Locally, I’ve long been in love with the perfection of Sonoma’s Bellwether Farms‘ cheeses, fromage blanc, sheep milk yogurt… but, oh, their delicate fresh ricotta!
- Vermont’s Grafton Village Cheese sweeps cheese awards annually, and one bite tells you why. Whether it’s their beloved Grafton Duet, layers of cheddar and blue cheeses, or cave-aged cheddars, there’s many a worthy cheese here.
- Hook’s Cheese Company is Wisconsin cheese at its finest, run by a husband wife for 35 years. Their Blue is rich and crumbly and there’s a lovely, stronger, English-style blue, Tilston Point. A six year aged Cheddar also reeled me in.
- Atascadero’s Kendall Farms Creme Fraiche is a beauty. I’ll take it with caviar, over salmon, or on dessert, thank you.
- Korean vinegars from Epanie are natural and bright: there’s Hibiscus Herb or Pomegranate Herb, but I liked subtle Passion Fruit.
- Siggi’s is an interesting Icelandic yogurt – thick and concentrated, not light and luscious like yogurts I love, but their flavors, such as Pomegranate & Passion Fruit or Orange & Ginger, are subtle, delicate and healthy, made from skim milk with live active cultures.
Extra sharp, 3-year aged Black Creek White Cheddar is grocery store Wisconsin cheese, but the kind that makes nuanced fondues or pleases even a finicky eater.
- Yes, I’ve had this divine hard cow’s milk cheese many a time, but Grana Padano remains one of the greats.
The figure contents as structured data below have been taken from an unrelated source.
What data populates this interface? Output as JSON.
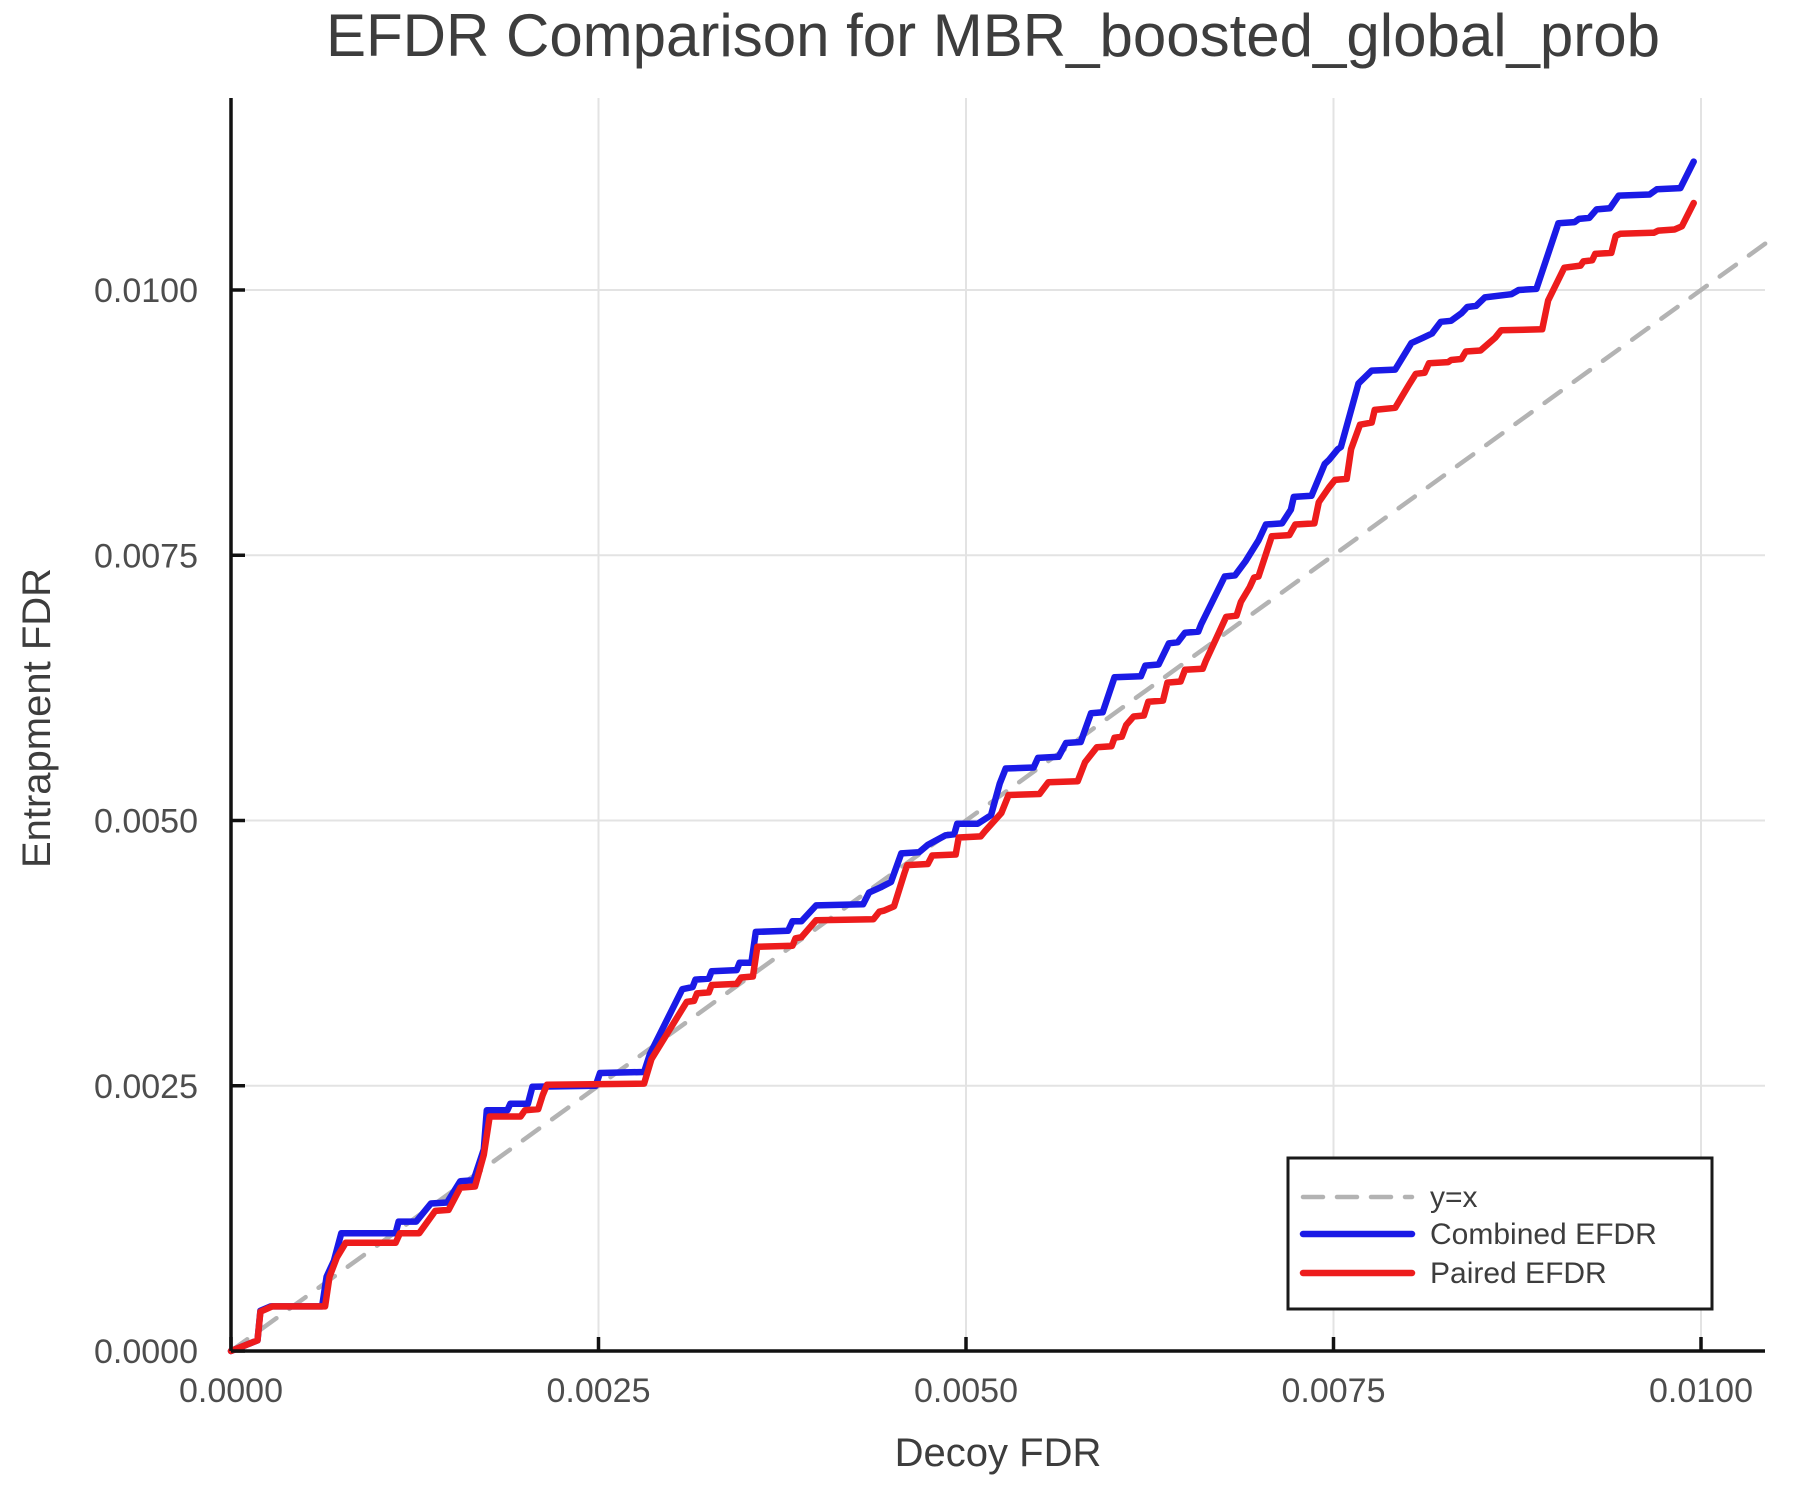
{
  "chart_data": {
    "type": "line",
    "title": "EFDR Comparison for MBR_boosted_global_prob",
    "xlabel": "Decoy FDR",
    "ylabel": "Entrapment FDR",
    "xlim": [
      0.0,
      0.01044
    ],
    "ylim": [
      0.0,
      0.0118
    ],
    "grid": true,
    "legend_position": "bottom-right",
    "x_ticks": [
      {
        "v": 0.0,
        "label": "0.0000"
      },
      {
        "v": 0.0025,
        "label": "0.0025"
      },
      {
        "v": 0.005,
        "label": "0.0050"
      },
      {
        "v": 0.0075,
        "label": "0.0075"
      },
      {
        "v": 0.01,
        "label": "0.0100"
      }
    ],
    "y_ticks": [
      {
        "v": 0.0,
        "label": "0.0000"
      },
      {
        "v": 0.0025,
        "label": "0.0025"
      },
      {
        "v": 0.005,
        "label": "0.0050"
      },
      {
        "v": 0.0075,
        "label": "0.0075"
      },
      {
        "v": 0.01,
        "label": "0.0100"
      }
    ],
    "colors": {
      "background": "#ffffff",
      "grid": "#e3e3e3",
      "spine": "#111111",
      "text": "#3d3d3d",
      "tick_text": "#4d4d4d",
      "legend_border": "#1a1a1a"
    },
    "series": [
      {
        "name": "y=x",
        "color": "#b3b3b3",
        "dashed": true,
        "width": 4.5,
        "points": [
          [
            0.0,
            0.0
          ],
          [
            0.01044,
            0.01044
          ]
        ]
      },
      {
        "name": "Combined EFDR",
        "color": "#1a1ae6",
        "dashed": false,
        "width": 6.5,
        "points": [
          [
            0.0,
            0.0
          ],
          [
            0.00018,
            0.0001
          ],
          [
            0.0002,
            0.00038
          ],
          [
            0.00027,
            0.00042
          ],
          [
            0.00062,
            0.00042
          ],
          [
            0.00065,
            0.0007
          ],
          [
            0.0007,
            0.00085
          ],
          [
            0.00075,
            0.00111
          ],
          [
            0.00112,
            0.00111
          ],
          [
            0.00114,
            0.00122
          ],
          [
            0.00126,
            0.00122
          ],
          [
            0.00136,
            0.00139
          ],
          [
            0.00147,
            0.0014
          ],
          [
            0.00156,
            0.0016
          ],
          [
            0.00165,
            0.00161
          ],
          [
            0.00172,
            0.0019
          ],
          [
            0.00174,
            0.00227
          ],
          [
            0.00188,
            0.00227
          ],
          [
            0.0019,
            0.00233
          ],
          [
            0.00202,
            0.00233
          ],
          [
            0.00205,
            0.00249
          ],
          [
            0.00248,
            0.0025
          ],
          [
            0.00251,
            0.00262
          ],
          [
            0.00281,
            0.00263
          ],
          [
            0.00285,
            0.0028
          ],
          [
            0.00307,
            0.00341
          ],
          [
            0.00314,
            0.00343
          ],
          [
            0.00316,
            0.0035
          ],
          [
            0.00325,
            0.00351
          ],
          [
            0.00327,
            0.00358
          ],
          [
            0.00344,
            0.00359
          ],
          [
            0.00346,
            0.00366
          ],
          [
            0.00354,
            0.00366
          ],
          [
            0.00357,
            0.00395
          ],
          [
            0.00379,
            0.00396
          ],
          [
            0.00382,
            0.00405
          ],
          [
            0.00388,
            0.00405
          ],
          [
            0.00398,
            0.0042
          ],
          [
            0.0043,
            0.00421
          ],
          [
            0.00434,
            0.00432
          ],
          [
            0.00442,
            0.00437
          ],
          [
            0.00449,
            0.00442
          ],
          [
            0.00456,
            0.00469
          ],
          [
            0.00468,
            0.0047
          ],
          [
            0.00474,
            0.00477
          ],
          [
            0.00486,
            0.00486
          ],
          [
            0.00492,
            0.00487
          ],
          [
            0.00494,
            0.00497
          ],
          [
            0.00508,
            0.00497
          ],
          [
            0.00517,
            0.00505
          ],
          [
            0.00523,
            0.00535
          ],
          [
            0.00527,
            0.00549
          ],
          [
            0.00546,
            0.0055
          ],
          [
            0.00549,
            0.00559
          ],
          [
            0.00563,
            0.0056
          ],
          [
            0.00568,
            0.00573
          ],
          [
            0.00578,
            0.00574
          ],
          [
            0.00585,
            0.00601
          ],
          [
            0.00593,
            0.00602
          ],
          [
            0.00601,
            0.00635
          ],
          [
            0.00619,
            0.00636
          ],
          [
            0.00622,
            0.00646
          ],
          [
            0.00631,
            0.00647
          ],
          [
            0.00638,
            0.00667
          ],
          [
            0.00644,
            0.00668
          ],
          [
            0.00649,
            0.00677
          ],
          [
            0.00658,
            0.00678
          ],
          [
            0.0066,
            0.00685
          ],
          [
            0.00676,
            0.0073
          ],
          [
            0.00683,
            0.00731
          ],
          [
            0.0069,
            0.00744
          ],
          [
            0.00699,
            0.00764
          ],
          [
            0.00704,
            0.00779
          ],
          [
            0.00715,
            0.0078
          ],
          [
            0.00721,
            0.00793
          ],
          [
            0.00723,
            0.00805
          ],
          [
            0.00735,
            0.00806
          ],
          [
            0.00744,
            0.00836
          ],
          [
            0.00747,
            0.0084
          ],
          [
            0.00753,
            0.0085
          ],
          [
            0.00755,
            0.00852
          ],
          [
            0.00767,
            0.00912
          ],
          [
            0.00776,
            0.00924
          ],
          [
            0.00792,
            0.00925
          ],
          [
            0.00803,
            0.0095
          ],
          [
            0.00811,
            0.00955
          ],
          [
            0.00817,
            0.00959
          ],
          [
            0.00823,
            0.0097
          ],
          [
            0.0083,
            0.00971
          ],
          [
            0.00837,
            0.00978
          ],
          [
            0.00841,
            0.00984
          ],
          [
            0.00847,
            0.00985
          ],
          [
            0.00853,
            0.00993
          ],
          [
            0.00871,
            0.00996
          ],
          [
            0.00876,
            0.01
          ],
          [
            0.00888,
            0.01001
          ],
          [
            0.00903,
            0.01063
          ],
          [
            0.00914,
            0.01064
          ],
          [
            0.00917,
            0.01067
          ],
          [
            0.00924,
            0.01068
          ],
          [
            0.00929,
            0.01076
          ],
          [
            0.00938,
            0.01077
          ],
          [
            0.00944,
            0.01089
          ],
          [
            0.00965,
            0.0109
          ],
          [
            0.0097,
            0.01095
          ],
          [
            0.00986,
            0.01096
          ],
          [
            0.00995,
            0.01121
          ]
        ]
      },
      {
        "name": "Paired EFDR",
        "color": "#ed1c1c",
        "dashed": false,
        "width": 6.5,
        "points": [
          [
            0.0,
            0.0
          ],
          [
            0.00018,
            0.0001
          ],
          [
            0.0002,
            0.00037
          ],
          [
            0.00028,
            0.00042
          ],
          [
            0.00064,
            0.00042
          ],
          [
            0.00067,
            0.0007
          ],
          [
            0.00072,
            0.00088
          ],
          [
            0.00078,
            0.00102
          ],
          [
            0.00112,
            0.00102
          ],
          [
            0.00115,
            0.00111
          ],
          [
            0.00128,
            0.00111
          ],
          [
            0.00139,
            0.00132
          ],
          [
            0.00148,
            0.00133
          ],
          [
            0.00156,
            0.00154
          ],
          [
            0.00166,
            0.00155
          ],
          [
            0.00172,
            0.00185
          ],
          [
            0.00176,
            0.00221
          ],
          [
            0.00197,
            0.00221
          ],
          [
            0.002,
            0.00227
          ],
          [
            0.00209,
            0.00228
          ],
          [
            0.00212,
            0.00241
          ],
          [
            0.00215,
            0.00251
          ],
          [
            0.00281,
            0.00252
          ],
          [
            0.00286,
            0.00275
          ],
          [
            0.0031,
            0.00329
          ],
          [
            0.00315,
            0.0033
          ],
          [
            0.00317,
            0.00337
          ],
          [
            0.00325,
            0.00338
          ],
          [
            0.00327,
            0.00345
          ],
          [
            0.00344,
            0.00346
          ],
          [
            0.00347,
            0.00352
          ],
          [
            0.00355,
            0.00353
          ],
          [
            0.00358,
            0.00381
          ],
          [
            0.00382,
            0.00382
          ],
          [
            0.00384,
            0.00389
          ],
          [
            0.00388,
            0.0039
          ],
          [
            0.00398,
            0.00406
          ],
          [
            0.00437,
            0.00407
          ],
          [
            0.00441,
            0.00414
          ],
          [
            0.00444,
            0.00415
          ],
          [
            0.00451,
            0.00419
          ],
          [
            0.00458,
            0.0045
          ],
          [
            0.0046,
            0.00458
          ],
          [
            0.00474,
            0.00459
          ],
          [
            0.00477,
            0.00467
          ],
          [
            0.00493,
            0.00468
          ],
          [
            0.00495,
            0.00484
          ],
          [
            0.0051,
            0.00485
          ],
          [
            0.00513,
            0.0049
          ],
          [
            0.00524,
            0.00507
          ],
          [
            0.00529,
            0.00524
          ],
          [
            0.0055,
            0.00525
          ],
          [
            0.00556,
            0.00536
          ],
          [
            0.00576,
            0.00537
          ],
          [
            0.00581,
            0.00555
          ],
          [
            0.00589,
            0.00569
          ],
          [
            0.00599,
            0.0057
          ],
          [
            0.00601,
            0.00578
          ],
          [
            0.00606,
            0.00579
          ],
          [
            0.00609,
            0.0059
          ],
          [
            0.00614,
            0.00598
          ],
          [
            0.00621,
            0.00599
          ],
          [
            0.00624,
            0.00612
          ],
          [
            0.00634,
            0.00613
          ],
          [
            0.00637,
            0.0063
          ],
          [
            0.00646,
            0.00631
          ],
          [
            0.00649,
            0.00642
          ],
          [
            0.00661,
            0.00643
          ],
          [
            0.00663,
            0.0065
          ],
          [
            0.00677,
            0.00692
          ],
          [
            0.00684,
            0.00693
          ],
          [
            0.00687,
            0.00706
          ],
          [
            0.00693,
            0.0072
          ],
          [
            0.00696,
            0.00729
          ],
          [
            0.00699,
            0.0073
          ],
          [
            0.00708,
            0.00768
          ],
          [
            0.0072,
            0.00769
          ],
          [
            0.00724,
            0.00779
          ],
          [
            0.00737,
            0.0078
          ],
          [
            0.0074,
            0.008
          ],
          [
            0.00747,
            0.00814
          ],
          [
            0.00751,
            0.00821
          ],
          [
            0.00759,
            0.00822
          ],
          [
            0.00762,
            0.0085
          ],
          [
            0.00768,
            0.00873
          ],
          [
            0.00776,
            0.00875
          ],
          [
            0.00778,
            0.00887
          ],
          [
            0.00792,
            0.00889
          ],
          [
            0.00801,
            0.0091
          ],
          [
            0.00806,
            0.00921
          ],
          [
            0.00812,
            0.00922
          ],
          [
            0.00815,
            0.00931
          ],
          [
            0.00828,
            0.00932
          ],
          [
            0.0083,
            0.00934
          ],
          [
            0.00837,
            0.00935
          ],
          [
            0.0084,
            0.00942
          ],
          [
            0.0085,
            0.00943
          ],
          [
            0.0086,
            0.00955
          ],
          [
            0.00864,
            0.00962
          ],
          [
            0.00892,
            0.00963
          ],
          [
            0.00896,
            0.0099
          ],
          [
            0.00907,
            0.01021
          ],
          [
            0.00918,
            0.01023
          ],
          [
            0.0092,
            0.01027
          ],
          [
            0.00926,
            0.01028
          ],
          [
            0.00928,
            0.01034
          ],
          [
            0.00939,
            0.01035
          ],
          [
            0.00942,
            0.01051
          ],
          [
            0.00945,
            0.01053
          ],
          [
            0.00968,
            0.01054
          ],
          [
            0.00971,
            0.01056
          ],
          [
            0.00982,
            0.01057
          ],
          [
            0.00987,
            0.0106
          ],
          [
            0.00995,
            0.01082
          ]
        ]
      }
    ]
  }
}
Created 1000 years ago and sister to Parmesan, it’s nutty, grainy perfection.
- Humanitarian coffee from Colorado Springs, Buy Well Fair Trade Coffee has smooth blends like Medium-bodied Screaming Monkey or smoky French Roast.
- Kicking Horse Coffee is Canada’s # 1 selling Fair Trade coffee by a long stretch. With playful names like 454 Horsepower, Z-Wrangler, Cliff Hanger Espresso, and Kick Ass, they’re having a lot of fun doing it unique and organic, while continuing to expand across Canada.
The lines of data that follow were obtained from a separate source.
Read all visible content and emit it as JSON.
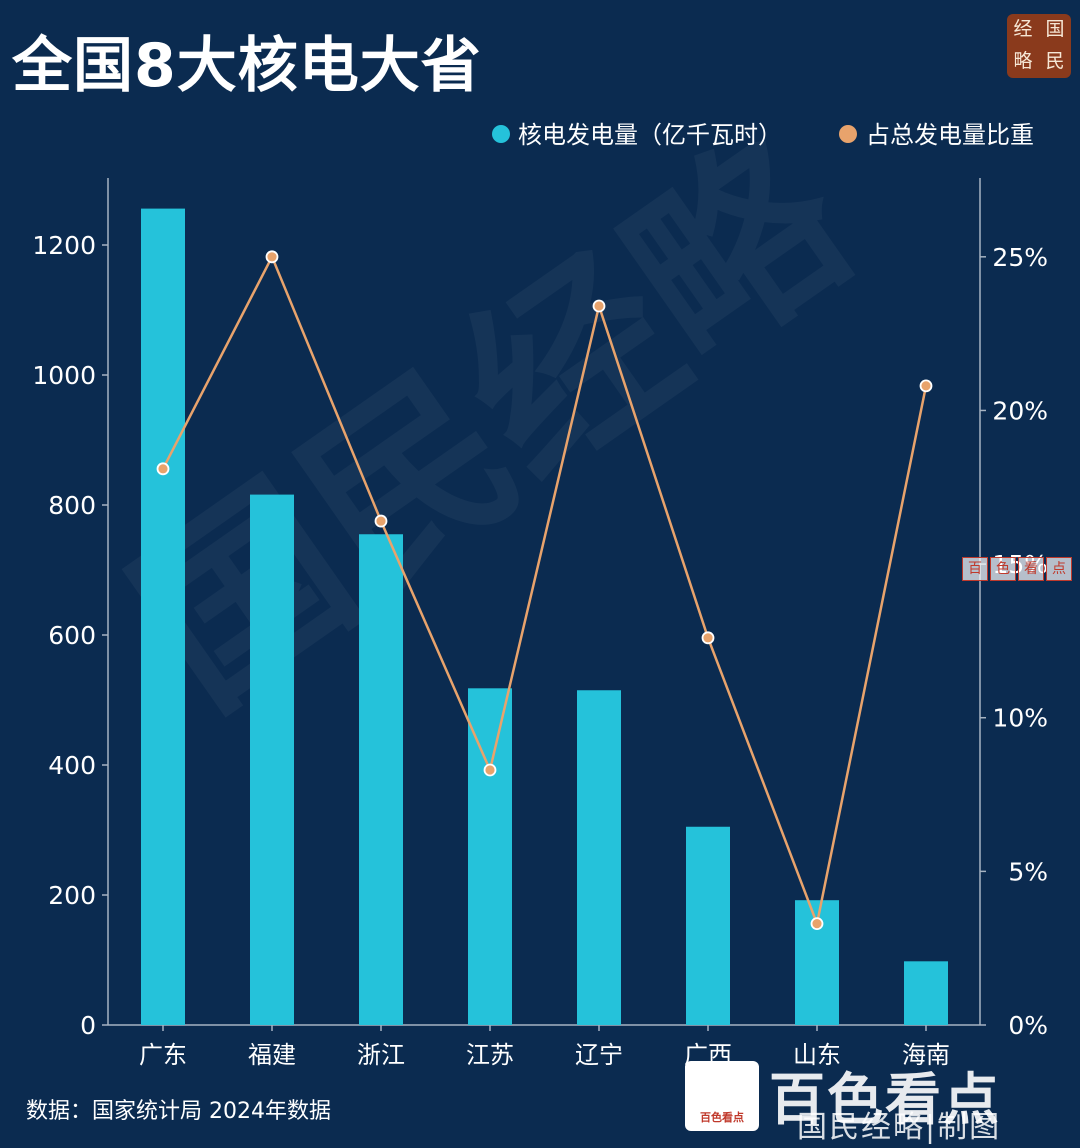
{
  "page_title": "全国8大核电大省",
  "logo_chars": [
    "经",
    "国",
    "略",
    "民"
  ],
  "watermark_text": "国民经略",
  "source": "数据：国家统计局 2024年数据",
  "corner_badge": "百色看点",
  "corner_text": "百色看点",
  "credit": "国民经略|制图",
  "mid_stamp": [
    "百",
    "色",
    "看",
    "点"
  ],
  "colors": {
    "background": "#0b2b50",
    "bar": "#25c2da",
    "line": "#e8a36c",
    "axis": "#a6b3c2"
  },
  "chart_data": {
    "type": "bar",
    "title": "全国8大核电大省",
    "categories": [
      "广东",
      "福建",
      "浙江",
      "江苏",
      "辽宁",
      "广西",
      "山东",
      "海南"
    ],
    "series": [
      {
        "name": "核电发电量（亿千瓦时）",
        "type": "bar",
        "axis": "left",
        "values": [
          1256,
          816,
          755,
          518,
          515,
          305,
          192,
          98
        ]
      },
      {
        "name": "占总发电量比重",
        "type": "line",
        "axis": "right",
        "values": [
          18.1,
          25.0,
          16.4,
          8.3,
          23.4,
          12.6,
          3.3,
          20.8
        ]
      }
    ],
    "left_axis": {
      "ylim": [
        0,
        1300
      ],
      "ticks": [
        0,
        200,
        400,
        600,
        800,
        1000,
        1200
      ],
      "tick_labels": [
        "0",
        "200",
        "400",
        "600",
        "800",
        "1000",
        "1200"
      ]
    },
    "right_axis": {
      "ylim": [
        0,
        27.5
      ],
      "ticks": [
        0,
        5,
        10,
        15,
        20,
        25
      ],
      "tick_labels": [
        "0%",
        "5%",
        "10%",
        "15%",
        "20%",
        "25%"
      ]
    },
    "grid": false,
    "legend_position": "top-right"
  }
}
Mellow Argentinian wines at a good value: Atamisque’s 2007 Catalpa Malbec (blackberry, violet aromas, round tannins and hint of tobacco) and Catalpa Chardonnay (full-bodied with aromas of vanilla and pineapple). Rated at 88 and 89 points respectively in Wine Spectator, these are the kind of wines mild enough to please a broad range of palates or for casual dinners at home.
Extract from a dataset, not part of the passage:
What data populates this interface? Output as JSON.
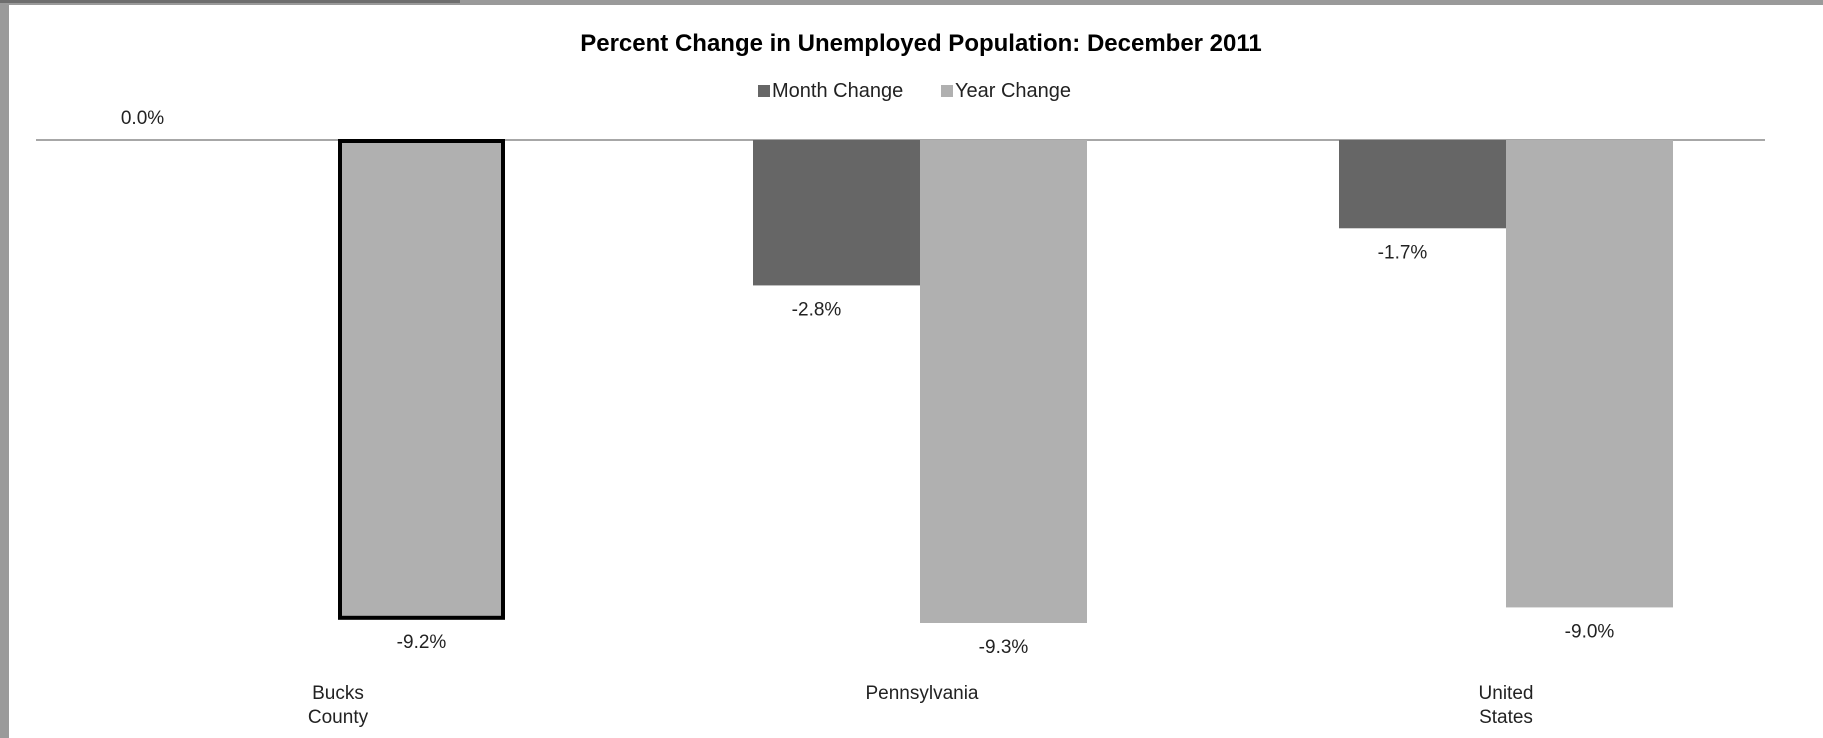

- An extensive selection of dips, preserves, mustards, rubs from Ohio’s Robert Rothschild Farm appeal to an all-American hunger for junk food but with gourmet flair. I could eat a boatload of Onion Blossom Horseradish Dip, heavy on cream and horseradish. Buy locally at supermarkets like Andronicos and Draeger’s.
- Cute, all-American Mom Likes Me Best sells Chili & Cornbread Fixins or tastes-like-Mama-made-it Apple Cinnamon Dessert Sauce. Based out of Lincoln, CA (near Sacramento), I found the owner and products homey and pleasing. Try smoky/sweet BBQ Sauce or Salad Dressing, ideal for potato salad or coleslaw.
Charming-person-of-the-day award goes to Sebastian Demmel, a cute, German grandfather type, who I met in the international section offering tastes of Bavarian cheeses from KaseRebellen. Call it novelty, but I had fun with a bright, orange Carrot Rebel cheese, made with fresh yoghurt and hay-milk.
- Pops A Lot popcorn is fun, 100% natural popcorn in flavors like Southern Surprise (caramel, pecans) and Roman Holiday (Parmesan), but what struck me was founder Noah Sheray’s story of popping and selling corn from his Beverly Hills apartment, which is now his office. Truly a homegrown business built out of a playful return to beloved childhood eats.